Die weiße Wasserfrau von Heimbuchen­thal


WasserfrauIn Heimbuchenthal hatte einmal eine Bürgersfrau  den ganzen Tag Wä­sche gewaschen, gebleicht und zum Trocknen aufgehängt, und am Abend wollte sie noch sich ein wenig auf ein Bänkchen setzen und die Sterne anschauen, da sah sie ein seltsames Leuchten im Hofe. Als  sie  daraufhin vor die Tür trat, um nach dem rech­ten zu sehen, be­merkte sie zu ihrem großen Schrecken beim Brunnen vor dem Hause eine weiße, durchsichtige Gestalt, die, als sie die Frau erblickte, in lau­tes Wehkla­gen ausbrach und nicht mehr verstummen wollte. So­gleich suchte die Bürgersfrau ihre Gemächer auf, rief alle Heiligen zu Hilfe, doch weder Gebete noch Flüche noch so manche Zauberei konnten die weiße Frau zum Schweigen bringen und erst am Morgen ward die Was­serfrau nicht mehr gesehen.  Sogleich suchte die Frau den Pfarrer und viele andere kluge Leute im Dorf auf, doch keiner konnte ihr hel­fen, jedes Mal, wenn die Nacht hereinbrach, saß wieder die weiße Wasserfrau am Brunnen und klagte und schluchzte zum Steinerwei­chen. Ein alter Händler, der die Welt bereist hatte, riet den Leuten schließlich, die weiße Frau nach ihrem Be­gehren zu fragen und wer sie sei, denn an vielen Orten der Welt gäbe es unglückliche Wesen, die nicht die letz­te Ruhe finden könnten, weil ein Unrecht geschehen sei, das gesühnt werden müsste und oft gäbe es nur ei­nen, der sie erlösen könnte. So fasste sich denn die Frau ein Herz, und als sie in der nächsten Nacht wieder das weiße Schattenwesen klagen hörte,   trat sie an den Brunnen und fragte die Wasserfrau, wer sie sei und was man ihr tun könnte.
 
„Ich bin“, so antwortete die weiße Frau und es schien, als ob sie seit langem nur auf diesen Augenblick gewar­tet hätte, „Dein Gewissen. Viele Tage schon wäscht Du Deine Kleider immer nur mit grobem, billi­gem Pulver. Kein Duft, kein Glanz haftet ihnen an und allen, die sie tra­gen, sind sie kratzig und hart, und dein Mann und dein liebes Töchter­lein scheuern sich wund beim Laufen wie beim Werken, weil Du das wichtigste vergessen hast.“ Da dämmerte es der Frau, dass sie schon seit Ta­gen nicht mehr bedacht hatte, dem Waschwasser ihre duftendes Flauschwässerchen zuzugeben und sie nahm sich fest vor, der Wä­sche am nächsten Tag wie­der ihre gewohnte Pflege zukommen zu las­sen.

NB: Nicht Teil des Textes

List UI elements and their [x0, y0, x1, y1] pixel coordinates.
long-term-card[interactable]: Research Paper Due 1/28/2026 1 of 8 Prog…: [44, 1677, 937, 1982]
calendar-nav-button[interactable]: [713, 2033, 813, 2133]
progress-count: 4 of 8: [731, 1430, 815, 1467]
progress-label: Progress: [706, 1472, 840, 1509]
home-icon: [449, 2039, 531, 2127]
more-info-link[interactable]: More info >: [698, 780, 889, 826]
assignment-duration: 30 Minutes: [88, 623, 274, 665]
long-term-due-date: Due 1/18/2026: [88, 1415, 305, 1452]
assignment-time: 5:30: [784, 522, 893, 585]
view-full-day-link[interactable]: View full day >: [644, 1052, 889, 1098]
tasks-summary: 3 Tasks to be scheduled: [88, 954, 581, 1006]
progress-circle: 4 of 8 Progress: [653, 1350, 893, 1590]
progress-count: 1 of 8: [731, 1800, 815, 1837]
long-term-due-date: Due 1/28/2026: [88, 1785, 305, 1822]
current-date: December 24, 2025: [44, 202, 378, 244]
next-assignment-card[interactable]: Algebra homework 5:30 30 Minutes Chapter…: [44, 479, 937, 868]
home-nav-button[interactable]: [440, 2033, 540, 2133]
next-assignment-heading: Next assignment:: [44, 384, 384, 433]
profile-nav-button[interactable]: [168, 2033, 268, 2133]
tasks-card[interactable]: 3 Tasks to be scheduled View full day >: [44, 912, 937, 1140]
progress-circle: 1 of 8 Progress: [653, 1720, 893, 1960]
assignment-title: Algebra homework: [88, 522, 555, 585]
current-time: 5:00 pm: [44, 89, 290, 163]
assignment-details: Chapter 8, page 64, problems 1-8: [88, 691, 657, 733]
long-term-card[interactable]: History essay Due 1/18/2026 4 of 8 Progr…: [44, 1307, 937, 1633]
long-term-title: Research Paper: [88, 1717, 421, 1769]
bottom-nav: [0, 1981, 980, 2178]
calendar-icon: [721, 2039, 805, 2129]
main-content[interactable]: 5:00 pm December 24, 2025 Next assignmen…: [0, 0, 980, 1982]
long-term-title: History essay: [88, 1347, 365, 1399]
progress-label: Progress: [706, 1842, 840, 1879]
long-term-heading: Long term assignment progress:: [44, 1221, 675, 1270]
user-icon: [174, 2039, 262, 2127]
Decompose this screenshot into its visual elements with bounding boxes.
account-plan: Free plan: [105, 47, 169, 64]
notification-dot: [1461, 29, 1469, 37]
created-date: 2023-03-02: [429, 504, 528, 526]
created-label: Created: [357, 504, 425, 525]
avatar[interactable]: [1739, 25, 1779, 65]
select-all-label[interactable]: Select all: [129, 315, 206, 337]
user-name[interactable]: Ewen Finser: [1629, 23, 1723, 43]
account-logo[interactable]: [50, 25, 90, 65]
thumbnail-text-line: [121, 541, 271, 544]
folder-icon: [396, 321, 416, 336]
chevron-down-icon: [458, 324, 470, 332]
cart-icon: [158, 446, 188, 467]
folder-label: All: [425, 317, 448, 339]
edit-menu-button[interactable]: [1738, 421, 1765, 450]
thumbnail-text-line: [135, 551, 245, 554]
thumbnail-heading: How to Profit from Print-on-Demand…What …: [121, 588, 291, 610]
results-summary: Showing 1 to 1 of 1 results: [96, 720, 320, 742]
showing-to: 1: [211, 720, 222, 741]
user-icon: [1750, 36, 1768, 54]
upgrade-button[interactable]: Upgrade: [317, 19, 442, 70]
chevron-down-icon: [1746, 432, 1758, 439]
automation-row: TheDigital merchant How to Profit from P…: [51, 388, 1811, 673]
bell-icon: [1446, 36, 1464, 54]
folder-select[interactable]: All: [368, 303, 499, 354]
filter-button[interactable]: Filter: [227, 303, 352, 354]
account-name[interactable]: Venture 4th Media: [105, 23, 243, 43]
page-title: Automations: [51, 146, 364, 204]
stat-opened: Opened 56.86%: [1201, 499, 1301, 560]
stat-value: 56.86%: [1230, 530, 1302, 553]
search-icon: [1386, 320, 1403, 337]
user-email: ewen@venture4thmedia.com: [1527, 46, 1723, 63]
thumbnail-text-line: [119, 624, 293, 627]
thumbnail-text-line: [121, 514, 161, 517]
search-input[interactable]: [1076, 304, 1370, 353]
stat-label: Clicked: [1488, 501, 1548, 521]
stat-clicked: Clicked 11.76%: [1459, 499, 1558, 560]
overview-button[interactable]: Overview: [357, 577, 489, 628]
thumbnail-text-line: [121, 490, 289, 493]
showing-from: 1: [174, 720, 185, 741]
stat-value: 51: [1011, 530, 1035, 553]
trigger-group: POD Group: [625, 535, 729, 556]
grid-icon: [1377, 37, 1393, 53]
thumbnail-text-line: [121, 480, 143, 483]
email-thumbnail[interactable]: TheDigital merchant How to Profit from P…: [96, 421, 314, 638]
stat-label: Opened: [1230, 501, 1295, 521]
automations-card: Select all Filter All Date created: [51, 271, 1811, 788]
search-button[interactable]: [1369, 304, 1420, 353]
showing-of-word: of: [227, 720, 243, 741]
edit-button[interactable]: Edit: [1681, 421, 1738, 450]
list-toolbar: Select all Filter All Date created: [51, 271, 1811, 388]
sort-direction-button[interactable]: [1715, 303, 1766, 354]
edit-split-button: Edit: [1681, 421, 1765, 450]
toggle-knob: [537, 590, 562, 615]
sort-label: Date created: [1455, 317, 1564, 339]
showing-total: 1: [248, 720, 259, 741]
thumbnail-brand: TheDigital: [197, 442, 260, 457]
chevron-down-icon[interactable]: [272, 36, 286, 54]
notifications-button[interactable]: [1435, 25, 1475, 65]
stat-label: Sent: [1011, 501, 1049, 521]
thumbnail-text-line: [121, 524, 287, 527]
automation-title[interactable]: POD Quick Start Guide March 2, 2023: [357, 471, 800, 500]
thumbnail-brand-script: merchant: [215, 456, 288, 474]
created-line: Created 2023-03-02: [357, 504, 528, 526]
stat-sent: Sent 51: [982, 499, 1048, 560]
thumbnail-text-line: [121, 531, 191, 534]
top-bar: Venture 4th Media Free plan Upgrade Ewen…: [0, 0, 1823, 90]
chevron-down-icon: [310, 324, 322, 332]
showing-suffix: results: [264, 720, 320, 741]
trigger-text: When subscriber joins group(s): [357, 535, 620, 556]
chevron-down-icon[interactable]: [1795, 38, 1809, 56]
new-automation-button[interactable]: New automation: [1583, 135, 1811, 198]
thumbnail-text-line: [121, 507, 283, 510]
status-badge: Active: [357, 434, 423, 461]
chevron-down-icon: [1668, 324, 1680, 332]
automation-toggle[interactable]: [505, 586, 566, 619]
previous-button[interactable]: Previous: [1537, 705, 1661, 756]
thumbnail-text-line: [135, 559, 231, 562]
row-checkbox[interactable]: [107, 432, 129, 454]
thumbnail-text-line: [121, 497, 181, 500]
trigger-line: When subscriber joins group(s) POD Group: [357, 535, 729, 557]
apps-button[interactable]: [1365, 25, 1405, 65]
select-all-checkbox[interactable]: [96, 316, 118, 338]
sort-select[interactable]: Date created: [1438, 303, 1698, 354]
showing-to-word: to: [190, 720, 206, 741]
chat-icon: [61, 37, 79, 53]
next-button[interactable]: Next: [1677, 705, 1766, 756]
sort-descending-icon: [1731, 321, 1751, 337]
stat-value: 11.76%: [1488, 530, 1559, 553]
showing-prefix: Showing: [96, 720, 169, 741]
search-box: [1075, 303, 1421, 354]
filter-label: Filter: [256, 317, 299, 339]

Als nun die Bürgersfrau am nächsten Abend zum Brun­nen trat, da sah sie auf dem Wasser nur noch einen fei­nen, weißen Schaum schwim­men, und fast schien es, als formte er sich zu einem Zeichen des Dan­kes, bevor er sich auflöste.

Von da an konnte das Weib und seine ganze Familie wieder des Nachts sich ungestört zur Ruhe begeben und weder ein Spuk noch ein Laut noch ein unerledigtes Geschäft störten den Schlaf der Bürgers­frau, ihres Ehe­gatten und ihrer Kinder.

Und mehr noch versüßte seitdem das Leben der Bür­gersfrau: Da ihr Gewissen im Schaum entschwunden war, kümmerte es sie nunmehr wenig, wenn sie einen Armen an der Tür abwies, ihrem Wasser Unrat bei­mischte, so dass die Fische tot im Bach schwammen oder wenn sie ihr Steuerscherflein auch dann nicht ent­richtete, wenn der Amtmann harte Worte über sie sprach und der Pfarrer ihre Hartherzigkeit rügte. Wer mit ihr ein Geschäft machte, musste sehen, wie er an sein Geld kam und die Nachbarn wussten Ihr Leid zu klagen wenn sie sie um eine Gefälligkeit hatten bitten wollen. So kam die Bürgersfrau zu be­trächtlichen Wohl­stand und genoss ihr gnädiges Schicksal allein. Und so lebt sie noch heute in Glück, Wohlhabenheit und hohem Ansehen und viele folgten ihrem Beispiele.